Column met pamuk

 

istanbulIk wroet op een column. Gelukkig kwam Orhan Pamuk (Turks schrijver en winnaar van de Nobelprijs Literatuur 2006) mij zaterdag geheel onverwacht te hulp. Op bladzijden 120 tot 125 van Het zwarte boek, tref ik een centimeterlange lijst met adviezen voor de columnschrijver. Gespuid door drie legendarische Turkse columnisten die ‘elkaar hun hele schrijvende leven lang te pen en te zwaard voor rotte vis hadden uitgemaakt’. Ik kan u een tiental van de 64 adviezen echt niet onthouden.
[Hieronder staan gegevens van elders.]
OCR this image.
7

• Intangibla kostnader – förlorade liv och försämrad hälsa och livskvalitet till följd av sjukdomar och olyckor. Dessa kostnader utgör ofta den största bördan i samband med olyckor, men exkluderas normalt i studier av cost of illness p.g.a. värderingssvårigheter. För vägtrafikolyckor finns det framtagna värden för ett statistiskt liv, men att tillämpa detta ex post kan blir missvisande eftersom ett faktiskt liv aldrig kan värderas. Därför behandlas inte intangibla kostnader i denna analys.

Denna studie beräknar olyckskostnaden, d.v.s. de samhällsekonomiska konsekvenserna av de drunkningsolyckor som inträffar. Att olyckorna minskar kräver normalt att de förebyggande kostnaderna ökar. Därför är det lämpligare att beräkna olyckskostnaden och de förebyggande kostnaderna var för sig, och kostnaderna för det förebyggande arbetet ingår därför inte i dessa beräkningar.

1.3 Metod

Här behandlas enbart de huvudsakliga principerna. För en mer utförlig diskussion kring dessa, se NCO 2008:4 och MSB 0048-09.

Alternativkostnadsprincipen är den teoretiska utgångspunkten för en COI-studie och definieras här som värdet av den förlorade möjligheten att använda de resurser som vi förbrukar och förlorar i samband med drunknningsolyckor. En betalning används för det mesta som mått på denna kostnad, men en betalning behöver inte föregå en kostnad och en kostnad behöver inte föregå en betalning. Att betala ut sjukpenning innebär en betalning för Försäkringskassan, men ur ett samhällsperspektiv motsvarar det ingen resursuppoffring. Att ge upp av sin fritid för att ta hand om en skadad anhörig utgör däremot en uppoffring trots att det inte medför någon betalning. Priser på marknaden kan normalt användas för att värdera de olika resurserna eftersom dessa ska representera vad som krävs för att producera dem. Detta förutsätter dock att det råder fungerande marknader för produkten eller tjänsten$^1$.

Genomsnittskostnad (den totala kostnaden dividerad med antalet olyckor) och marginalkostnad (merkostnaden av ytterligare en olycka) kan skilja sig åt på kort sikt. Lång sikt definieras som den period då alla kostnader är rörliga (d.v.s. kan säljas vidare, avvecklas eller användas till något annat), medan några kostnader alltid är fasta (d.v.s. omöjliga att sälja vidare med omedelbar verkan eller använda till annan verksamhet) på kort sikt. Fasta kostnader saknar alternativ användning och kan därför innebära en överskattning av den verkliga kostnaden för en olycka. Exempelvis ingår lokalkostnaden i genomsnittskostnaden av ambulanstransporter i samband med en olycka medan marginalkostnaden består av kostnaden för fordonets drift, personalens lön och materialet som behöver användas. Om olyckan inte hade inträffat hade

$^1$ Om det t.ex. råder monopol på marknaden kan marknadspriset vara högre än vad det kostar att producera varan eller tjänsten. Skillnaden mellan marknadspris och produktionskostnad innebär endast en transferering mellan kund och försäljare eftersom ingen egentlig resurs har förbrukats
  • Ga pas aan je schrijftafel zitten als je je eerste zin bedacht hebt.
  • Zorg dat je de hand legt op verzamelingen van spreekwoorden, zegswijzen, anekdotes, grapjes, dichtregels en aforismen.
  • De lezer is een kind dat naar de kermis wil.
  • Schrijf niet op het intelligentieniveau van je lezers, maar op dat van jezelf.
  • Lees niet veel, maar lees graag, dan lijk je belezener dan iemand die veel leest, maar met lange tanden.
  • Wordt snel oud, dan kun je in de herfst van je leven de mooiste stukken produceren.
  • Hou jezelf verborgen. Dan zullen ze denken dat je iets te verbergen hebt.
  • Je moet ergens oprecht in geloven. En als je nergens oprecht in gelooft, zorg dan dat je lezers toch oprecht geloven dat jij ergens oprecht in gelooft.
  • Ga de straat op, kijk naar de mensen om je heen, bestudeer hun gezichten en je hebt je onderwerp gevonden.
  • Wat er naar kunst riekt in een column, hoort niet in een column thuis.
  • Begin alleen een polemiek als je zeker weet dat je baas achter je staat.